The Bank of England’s Monetary Policy Committee concluded the monthly two-day meeting by surprising the market with a gargantuan 1.5 percentage point cut in the Base Rate, reducing it to 3.00% and storming through the previous multi-generational low hit in 2003 as the rate hit its lowest point in 54 years.

Media and economists had been debating all week whether the 50 basis point cut which had been baked in would be topped with something as inconceivably as large as a full percentage point. In the end the chatter was meaningless as 150 basis points sliced off the rate in one go, the biggest single meeting cut since 1981.

At midday the Base Rate was suddenly a third less than it was at 11:59.

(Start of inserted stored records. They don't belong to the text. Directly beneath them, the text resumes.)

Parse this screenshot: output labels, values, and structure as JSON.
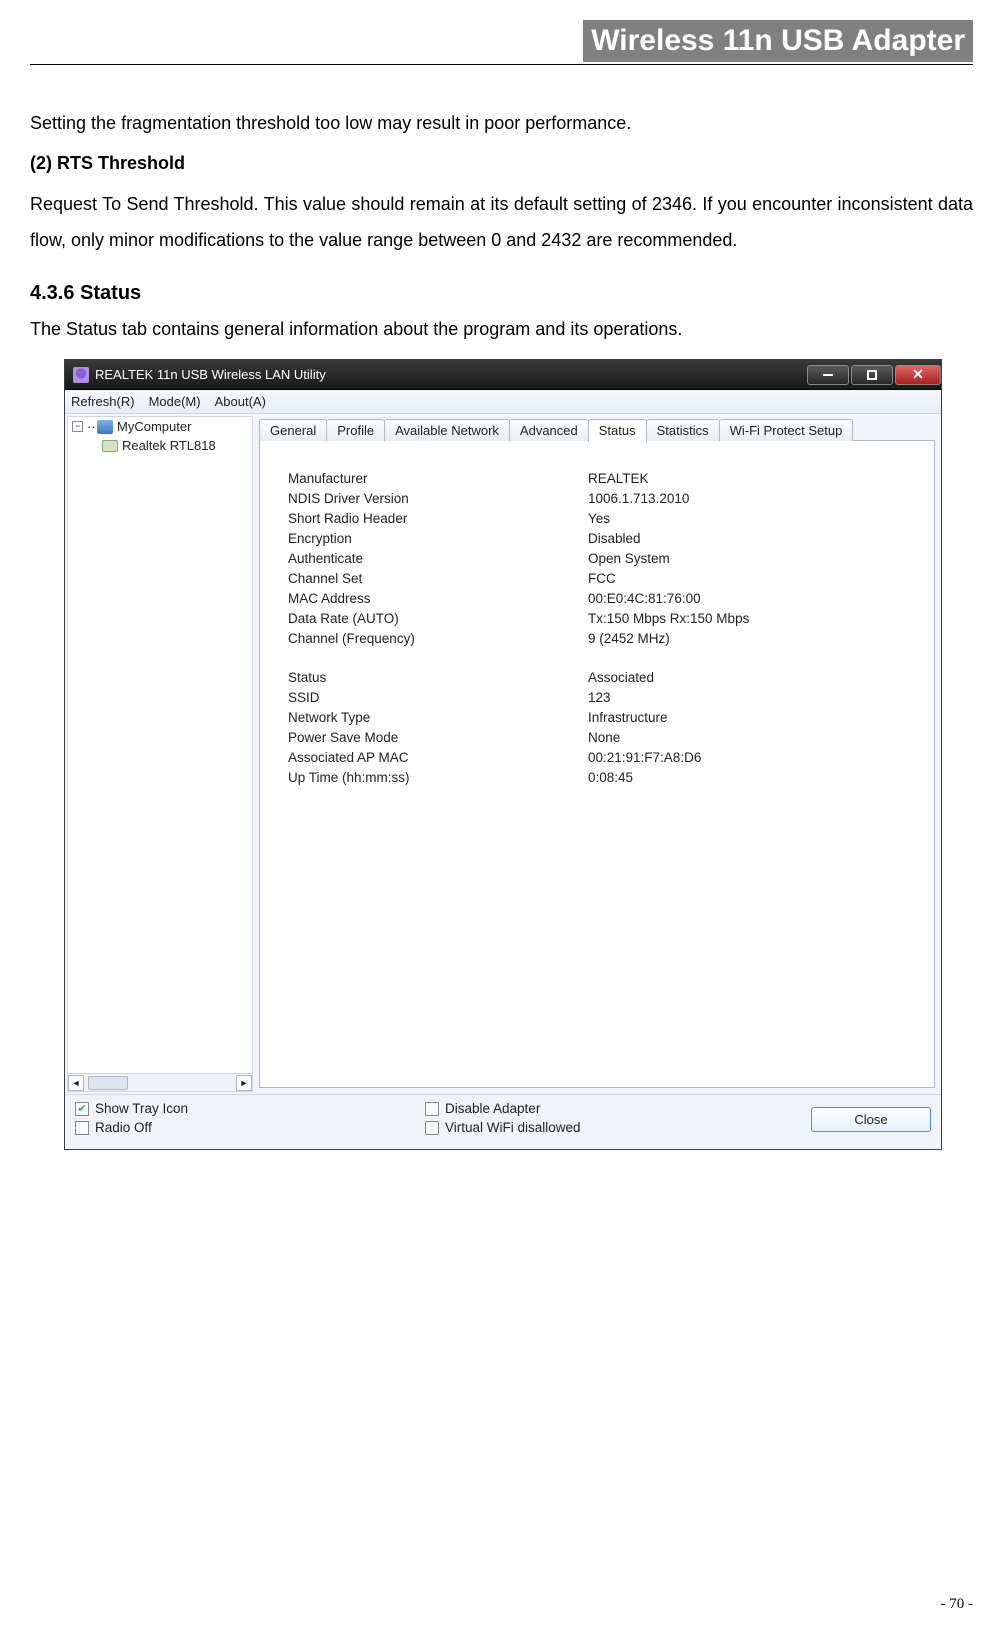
{
  "header": {
    "title": "Wireless 11n USB Adapter"
  },
  "body": {
    "p1": "Setting the fragmentation threshold too low may result in poor performance.",
    "h_rts": "(2) RTS Threshold",
    "p_rts": "Request To Send Threshold. This value should remain at its default setting of 2346. If you encounter inconsistent data flow, only minor modifications to the value range between 0 and 2432 are recommended.",
    "h_436": "4.3.6    Status",
    "p_436": "The Status tab contains general information about the program and its operations."
  },
  "window": {
    "title": "REALTEK 11n USB Wireless LAN Utility",
    "menu": {
      "refresh": "Refresh(R)",
      "mode": "Mode(M)",
      "about": "About(A)"
    },
    "tree": {
      "root": "MyComputer",
      "child": "Realtek RTL818"
    },
    "tabs": {
      "general": "General",
      "profile": "Profile",
      "available": "Available Network",
      "advanced": "Advanced",
      "status": "Status",
      "statistics": "Statistics",
      "wps": "Wi-Fi Protect Setup"
    },
    "status": {
      "labels": {
        "manufacturer": "Manufacturer",
        "ndis": "NDIS Driver Version",
        "shortradio": "Short Radio Header",
        "encryption": "Encryption",
        "authenticate": "Authenticate",
        "channelset": "Channel Set",
        "mac": "MAC Address",
        "datarate": "Data Rate (AUTO)",
        "channelfreq": "Channel (Frequency)",
        "status": "Status",
        "ssid": "SSID",
        "nettype": "Network Type",
        "powersave": "Power Save Mode",
        "apmac": "Associated AP MAC",
        "uptime": "Up Time (hh:mm:ss)"
      },
      "values": {
        "manufacturer": "REALTEK",
        "ndis": "1006.1.713.2010",
        "shortradio": "Yes",
        "encryption": "Disabled",
        "authenticate": "Open System",
        "channelset": "FCC",
        "mac": "00:E0:4C:81:76:00",
        "datarate": "Tx:150 Mbps Rx:150 Mbps",
        "channelfreq": "9 (2452 MHz)",
        "status": "Associated",
        "ssid": "123",
        "nettype": "Infrastructure",
        "powersave": "None",
        "apmac": "00:21:91:F7:A8:D6",
        "uptime": "0:08:45"
      }
    },
    "bottom": {
      "showtray": "Show Tray Icon",
      "radiooff": "Radio Off",
      "disableadapter": "Disable Adapter",
      "virtualwifi": "Virtual WiFi disallowed",
      "close": "Close"
    }
  },
  "footer": {
    "page": "- 70 -"
  }
}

Rationally speaking you can see why such a large cut, however belated many may consider it being. The difference between LIBOR, the London InterBank Offered Rate, and the Base Rate has widened tremendously since the Credit Crunch commenced. From a pre-Crunch premium of just 16bp for on the 3-month LIBOR rate, the rate banks most commonly borrow at, to a recent peak around 180bp, it is this rate which is impacting what consumers end up paying when they borrow.

It is hoped that such a substantial cut in the Base Rate will dragĀ interbank rates down, both on a nominal and relative basis. providing some relief for borrowers whilst still allowing banks to gradually rebuild their balance sheets.

With the economy already in recession, per capita GDP contracted by 0.15% in the second quarter of the year, and house prices dropping like the proverbial stone, something was needed to try to make people feel better. No doubt the hope is that such a sizable rate cut will encourage lenders to lend and borrowers to borrow, reinvigorating the consumer and putting a floor under the housing market, though higher LTV mortgages will be needed for the latter.

As for the by-election in Glenrothes, I doubt any potential impact at on the outcome was high on the list when the MPC made its decision.